Pinedale Winter Carnival, Pinedale, Wyoming

February 9-11 

Whether it’s the thrill of watching high-speed skijoring on a specially designed course or joining in the Cardboard Classic, a sledding race in which participants design their own crafts out of cardboard, duct tape, glue, and paint, the Pinedale Winter Carnival captures the spirit of this frosty season, Wyoming-style. Peruse a display of vintage snowmobiles, vote for your favorite snow sculpture, and dance the night away at the Snow Ball, which includes the crowning of the year’s snow king and queen.

Running of the reindeer at Fur Rondy in Anchorage, Alaska.
Running of the reindeer at Fur Rondy.
JodyO.Photos / Visit Anchorage

Fur Rendezvous, Anchorage, Alaska

February 22 to March 3

Since 1935, the Fur Rondy—as the locals call it—has been embracing Alaskans’ pioneering spirit with dozens of wild and wacky activities citywide.

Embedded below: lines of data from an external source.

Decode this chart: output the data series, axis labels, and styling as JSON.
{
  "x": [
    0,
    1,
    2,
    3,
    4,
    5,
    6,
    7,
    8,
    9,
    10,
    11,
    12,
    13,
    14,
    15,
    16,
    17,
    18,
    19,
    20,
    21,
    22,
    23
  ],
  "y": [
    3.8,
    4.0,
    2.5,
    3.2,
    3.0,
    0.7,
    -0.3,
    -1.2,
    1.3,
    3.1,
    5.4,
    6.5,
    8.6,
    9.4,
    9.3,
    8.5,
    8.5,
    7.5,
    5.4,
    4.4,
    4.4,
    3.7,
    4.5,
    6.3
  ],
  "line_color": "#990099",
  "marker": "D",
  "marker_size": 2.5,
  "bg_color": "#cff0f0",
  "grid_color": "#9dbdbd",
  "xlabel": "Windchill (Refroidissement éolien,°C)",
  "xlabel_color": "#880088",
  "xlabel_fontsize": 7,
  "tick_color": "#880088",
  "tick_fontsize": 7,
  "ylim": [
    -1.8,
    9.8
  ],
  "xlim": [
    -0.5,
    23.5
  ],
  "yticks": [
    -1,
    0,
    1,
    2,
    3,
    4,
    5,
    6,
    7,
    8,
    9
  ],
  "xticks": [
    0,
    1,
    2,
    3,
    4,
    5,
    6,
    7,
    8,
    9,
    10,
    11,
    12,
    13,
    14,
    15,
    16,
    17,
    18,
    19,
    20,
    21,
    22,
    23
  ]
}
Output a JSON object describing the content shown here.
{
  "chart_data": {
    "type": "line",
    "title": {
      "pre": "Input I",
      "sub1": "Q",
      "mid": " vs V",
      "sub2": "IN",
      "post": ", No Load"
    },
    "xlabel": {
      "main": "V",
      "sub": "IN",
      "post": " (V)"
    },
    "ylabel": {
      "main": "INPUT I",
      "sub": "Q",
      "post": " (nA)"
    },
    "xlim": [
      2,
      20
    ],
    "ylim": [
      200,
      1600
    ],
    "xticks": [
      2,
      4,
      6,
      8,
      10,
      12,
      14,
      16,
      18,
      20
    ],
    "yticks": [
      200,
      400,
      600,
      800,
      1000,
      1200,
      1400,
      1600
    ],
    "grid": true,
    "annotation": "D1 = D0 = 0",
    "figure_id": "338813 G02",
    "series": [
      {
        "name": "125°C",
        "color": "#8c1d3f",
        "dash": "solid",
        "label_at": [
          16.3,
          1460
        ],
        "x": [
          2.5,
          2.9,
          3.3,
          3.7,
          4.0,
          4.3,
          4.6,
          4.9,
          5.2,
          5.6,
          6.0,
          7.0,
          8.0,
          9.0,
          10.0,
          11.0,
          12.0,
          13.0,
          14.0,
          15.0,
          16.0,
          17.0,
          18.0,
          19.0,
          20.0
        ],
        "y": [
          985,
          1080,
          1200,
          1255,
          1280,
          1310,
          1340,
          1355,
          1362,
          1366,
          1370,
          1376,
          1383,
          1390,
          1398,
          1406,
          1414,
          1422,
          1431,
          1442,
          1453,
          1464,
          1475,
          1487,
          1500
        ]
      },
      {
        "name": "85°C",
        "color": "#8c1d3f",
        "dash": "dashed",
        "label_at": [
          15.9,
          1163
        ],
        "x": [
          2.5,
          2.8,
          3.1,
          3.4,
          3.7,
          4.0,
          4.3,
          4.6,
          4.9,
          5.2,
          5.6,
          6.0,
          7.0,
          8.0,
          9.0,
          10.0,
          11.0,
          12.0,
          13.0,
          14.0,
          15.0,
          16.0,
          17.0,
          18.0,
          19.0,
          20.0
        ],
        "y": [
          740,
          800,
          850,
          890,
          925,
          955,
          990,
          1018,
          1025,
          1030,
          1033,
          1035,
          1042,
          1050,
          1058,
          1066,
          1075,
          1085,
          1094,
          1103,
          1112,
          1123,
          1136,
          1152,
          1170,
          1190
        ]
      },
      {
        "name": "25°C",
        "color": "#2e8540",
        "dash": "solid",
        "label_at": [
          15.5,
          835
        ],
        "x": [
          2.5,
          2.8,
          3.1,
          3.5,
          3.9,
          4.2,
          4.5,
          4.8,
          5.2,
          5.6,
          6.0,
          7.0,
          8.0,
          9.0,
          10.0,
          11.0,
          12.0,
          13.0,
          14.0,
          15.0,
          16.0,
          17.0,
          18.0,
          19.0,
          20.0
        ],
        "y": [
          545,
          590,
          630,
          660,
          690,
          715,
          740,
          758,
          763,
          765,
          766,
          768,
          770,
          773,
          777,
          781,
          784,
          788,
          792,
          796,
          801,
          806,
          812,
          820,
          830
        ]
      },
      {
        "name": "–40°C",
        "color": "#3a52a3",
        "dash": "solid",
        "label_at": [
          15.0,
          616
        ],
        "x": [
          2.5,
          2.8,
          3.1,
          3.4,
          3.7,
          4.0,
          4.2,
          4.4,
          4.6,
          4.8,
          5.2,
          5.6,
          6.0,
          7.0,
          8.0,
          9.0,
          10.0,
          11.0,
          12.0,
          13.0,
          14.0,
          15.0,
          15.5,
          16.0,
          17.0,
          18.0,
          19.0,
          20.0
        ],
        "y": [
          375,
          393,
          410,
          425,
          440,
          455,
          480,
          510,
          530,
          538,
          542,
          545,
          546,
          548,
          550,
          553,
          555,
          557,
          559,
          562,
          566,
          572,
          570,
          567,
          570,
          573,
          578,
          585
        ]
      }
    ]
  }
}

At the 89th annual event you can join in (or just watch) outhouse races, a talent competition, a grand parade, and the running of the reindeer, in which the animals sprint side-by-side with festival-goers.

North Lake Tahoe SnowFest, California

February 29 to March 10

SnowFest hosts 100 events throughout the less developed north side of Tahoe, among them a mountain Mardi Gras-themed parade, pancake breakfasts, ski races, dog pull races, a clambake, a prom night, and a polar bear swim in the 50-55 degree lake. While it skews more family-friendly, there is something for everyone, including concerts, bar Olympics (teams compete at pool, shuffleboard, and darts at a local watering hole), and an annual snow sculpting contest to close out the festival.